Даниил Гранин - Ты взвешен на весах краткое содержание
Ты взвешен на весах читать онлайн бесплатно
Гранин Даниил
Ты взвешен на весах
Даниил Гранин
Ты взвешен на весах...
Хоронили художника Малинина. Было людно, что удивило Щербакова. Гроб стоял в зале, там происходило движение, приносили цветы, венки, при этом у самого гроба возникала толкотня, все старались разглядеть покойного. Разглядывали с любопытством почти неприличным, даже недоверием. И сам Щербаков испытывал примерно то же, поскольку давно не числил Малинина в живых. О Малинине каким-то образом позабыли, и, оказывается, прочно, поэтому то, что он умер только сейчас, воспринималось с недоумением.
В дальнем углу играло трио. Между зеркал, завешанных холстами, висел в траурной раме фотопортрет Малинина с орденами и лауреатскими значками. Сами они, поблескивал, лежали тут же на красных подушечках, Малинин же лежал отдельно, повыше, среди цветов и венков.
Приехало начальство, похороны сразу обрели значительность, и уже не было места недавнему смущению.
Когда Щербаков встал в почетный караул, он увидел Малинина рядом, но не узнал его. Задрав седую бороденку, которой на портрете не было, сухонький старичок с каменно-ожесточенным смуглым лицом жмурился не то от сильного света, не то от любопытных взглядов, в последний раз устремленных на него. Совсем Малинин не был похож на того величаво-благодушного мэтра, которого Щербаков помнил по институту, привыкшего к вниманию, уверенного в своей безошибочной руке. Тот Малинин был насмешлив, весел, окружен сиянием успеха. Таким он и возникал в речах, что произносились над ним одна за другой. Ораторы смотрели то на покойника, то на бумажки, как бы не доверяя своим глазам. Перечисляли награды, должности, названия некогда нашумевших выставок и картин. Из всего этого количества следовало, что Малинин заслужил славу большого художника, выдающегося, замечательного. Некоторые его картины действительно помнились Щербакову до сих пор со всеми деталями; вспомнил он и то, как Малинин приглашал его зайти к себе в мастерскую, а Щербаков постеснялся, не пришел; жил рядом, выходит, с таким художником, может быть, классиком - и не понимал. Выступила женщина из Министерства культуры. Говорила она без бумажки, проникновенно, о жизни, наполненной служением искусству, и Щербаков впервые взгрустнул. Но на словах "сколько красоты мог еще дать людям его талант" голос ее прервался, и тогда Щербаков вспомнил, что этот прерывистый вздох вместе с этими словами он услыхал от нее же на похоронах режиссера их театра.

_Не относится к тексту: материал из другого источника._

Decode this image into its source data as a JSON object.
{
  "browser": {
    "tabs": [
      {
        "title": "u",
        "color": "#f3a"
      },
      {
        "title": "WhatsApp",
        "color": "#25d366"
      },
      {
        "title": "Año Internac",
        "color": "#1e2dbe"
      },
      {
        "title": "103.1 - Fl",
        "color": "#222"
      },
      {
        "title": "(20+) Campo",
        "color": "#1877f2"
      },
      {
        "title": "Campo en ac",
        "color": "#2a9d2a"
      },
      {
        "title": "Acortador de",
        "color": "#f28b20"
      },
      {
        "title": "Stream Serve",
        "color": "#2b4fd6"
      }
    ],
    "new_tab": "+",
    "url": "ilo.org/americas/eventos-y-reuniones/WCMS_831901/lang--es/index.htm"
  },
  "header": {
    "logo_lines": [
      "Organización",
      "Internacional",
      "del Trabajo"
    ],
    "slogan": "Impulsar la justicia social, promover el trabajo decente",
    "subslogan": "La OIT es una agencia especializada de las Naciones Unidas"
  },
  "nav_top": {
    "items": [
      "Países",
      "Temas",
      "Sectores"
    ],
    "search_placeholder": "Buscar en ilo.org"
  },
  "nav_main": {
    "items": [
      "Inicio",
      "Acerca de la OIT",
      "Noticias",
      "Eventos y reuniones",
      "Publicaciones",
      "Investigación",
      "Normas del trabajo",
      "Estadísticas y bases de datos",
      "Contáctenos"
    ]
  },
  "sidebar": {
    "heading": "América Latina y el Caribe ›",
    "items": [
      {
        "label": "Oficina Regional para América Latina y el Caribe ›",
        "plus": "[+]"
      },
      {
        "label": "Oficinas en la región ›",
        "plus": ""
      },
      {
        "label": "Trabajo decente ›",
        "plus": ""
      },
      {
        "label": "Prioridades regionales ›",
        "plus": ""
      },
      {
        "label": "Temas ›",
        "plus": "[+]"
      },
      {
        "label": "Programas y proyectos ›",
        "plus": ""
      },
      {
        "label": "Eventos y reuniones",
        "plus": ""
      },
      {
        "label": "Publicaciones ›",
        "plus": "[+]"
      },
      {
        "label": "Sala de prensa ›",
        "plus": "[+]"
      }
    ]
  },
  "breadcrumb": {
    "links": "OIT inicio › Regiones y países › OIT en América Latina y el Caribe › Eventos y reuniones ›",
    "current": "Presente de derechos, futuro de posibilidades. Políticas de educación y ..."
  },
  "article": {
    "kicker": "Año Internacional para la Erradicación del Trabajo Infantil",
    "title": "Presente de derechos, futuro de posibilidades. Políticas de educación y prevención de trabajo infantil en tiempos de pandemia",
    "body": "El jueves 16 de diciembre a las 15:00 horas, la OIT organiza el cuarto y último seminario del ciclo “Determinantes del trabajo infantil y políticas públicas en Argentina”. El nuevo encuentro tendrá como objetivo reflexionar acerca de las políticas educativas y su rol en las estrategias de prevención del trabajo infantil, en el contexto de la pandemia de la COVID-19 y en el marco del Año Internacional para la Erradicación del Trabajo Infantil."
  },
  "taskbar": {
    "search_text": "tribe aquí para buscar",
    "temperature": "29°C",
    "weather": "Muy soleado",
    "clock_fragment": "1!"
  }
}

Он оглянулся. Неподалеку стояли Андрианов и Фалеев, они обсуждали, кого ввести в худсовет вместо покойного. Спорили они тихо, сохраняя на лицах скорбное выражение. На других лицах было такое же изображение скорби. Одинаковость этого выражения заинтересовала Щербакова, секрет тут, очевидно, в том, думал он, что чувство это неискреннее, потому что искренние чувства несхожи и у каждого они должны выражаться по-своему.
Заиграл оркестр. Траурная мелодия поднялась над гробом, над венками, подушечками, и в зале впервые повеяло тайной человеческой смерти, ее вечной загадкой.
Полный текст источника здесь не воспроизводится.